Abortions during early pregnancy result in extra days open at a cost of $2 to $5 per day, according to research from the University of California-Davis. A typical increase of 45 days open could cost you from $90 to $225. If 20 percent of a 200-cow herd aborts, the loss could climb to $4,500.
And, the extra days open result in longer calving intervals. If you increase calving intervals from 12 to 13 months, it may result in a loss of 2 to 5 percent of your herd’s potential calf production. Calving intervals greater than 14 months usually result in a loss of more than 10 percent of an average herd’s potential calf production.
Management counts, too
Finally, remember that while vaccines are a valuable tool in your herd-health arsenal, your management skill helps determine their effectiveness. Be sure to comply with label directions.
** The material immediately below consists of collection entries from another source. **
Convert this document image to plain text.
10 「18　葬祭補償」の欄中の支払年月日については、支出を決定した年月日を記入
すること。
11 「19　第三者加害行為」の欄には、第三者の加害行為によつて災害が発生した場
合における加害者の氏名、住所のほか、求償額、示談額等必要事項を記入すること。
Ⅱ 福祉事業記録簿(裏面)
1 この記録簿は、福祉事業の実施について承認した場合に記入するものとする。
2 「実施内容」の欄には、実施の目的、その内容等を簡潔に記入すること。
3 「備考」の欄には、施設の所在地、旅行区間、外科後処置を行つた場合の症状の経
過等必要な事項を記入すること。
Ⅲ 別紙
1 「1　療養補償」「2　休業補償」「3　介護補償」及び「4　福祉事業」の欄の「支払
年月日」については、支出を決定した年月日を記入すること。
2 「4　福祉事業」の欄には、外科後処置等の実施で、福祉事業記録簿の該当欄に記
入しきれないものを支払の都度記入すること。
Also, animal environment — cleanliness, dryness and ventilation — as well as colostrum management, biosecurity, general hygiene and proper nutrition must be in order to enhance immune function and cattle health.
Be sure to consult with your veterinarian. Make sure that you’ve got the basics covered and your vaccination protocol fits your situation and management style. Most of the challenges discussed have multiple causes and require a multifactorial approach.
In the beef industry, there is an economic analysis called Standardized Performance Analysis (SPA), says Poock. When SPA data are analyzed, there is a noticeable trend among the most profitable producers. And, the trend is that they do not cut cost on genetics and animal health. “I believe dairy producers should follow that example,” Poock adds.
See for yourself
Here’s one example of how you can correlate the use of a vaccine on your dairy to its long-term implications. Researchers at the University of Minnesota have developed a spreadsheet to help evaluate whether you should vaccinate against E. coli mastitis. You can input your herd’s data to determine cost-effectiveness.
A majority of the time, preventing a single case of coliform mastitis makes vaccination cost-effective.
“For example, I had a client who milked 85 cows when I was in private practice,” says Scott Poock, University of Missouri veterinarian. “The owners reported that they had four cases of toxic mastitis in the previous year. Using the spreadsheet, vaccinating would return a profit if it prevented only one case of toxic mastitis. Research and clinical impression show that we would easily reduce the cases by 65 to 85 percent. Using those levels of reduction, the return on investment would be 436 percent or $19.19 per cow.
“If I remember correctly, there was only one time during all my years of practice that this vaccination did not prove profitable,” Poock says.
To access the tool, click here.
Where does the industry stand?
According to the National Animal Health Monitoring System’s Dairy 2007 report, approximately four out of five dairies (82.2 percent) vaccinate their cows for at least one disease.
To break that down further, 75 percent of dairies vaccinate against bovine viral diarrhea, 70 percent vaccinate against leptospirosis, 33.5 percent vaccinate against E. coli mastitis, 23 percent vaccinate against salmonella and 5.9 percent vaccinate against neospora. As you might expect, those percentages vary by region and herd size.
However, there has been a downward trend in dairies administering vaccines to heifers. In 1991, 91.3 percent of operations vaccinated heifers for a disease, compared to the 2007 figure of 83 percent.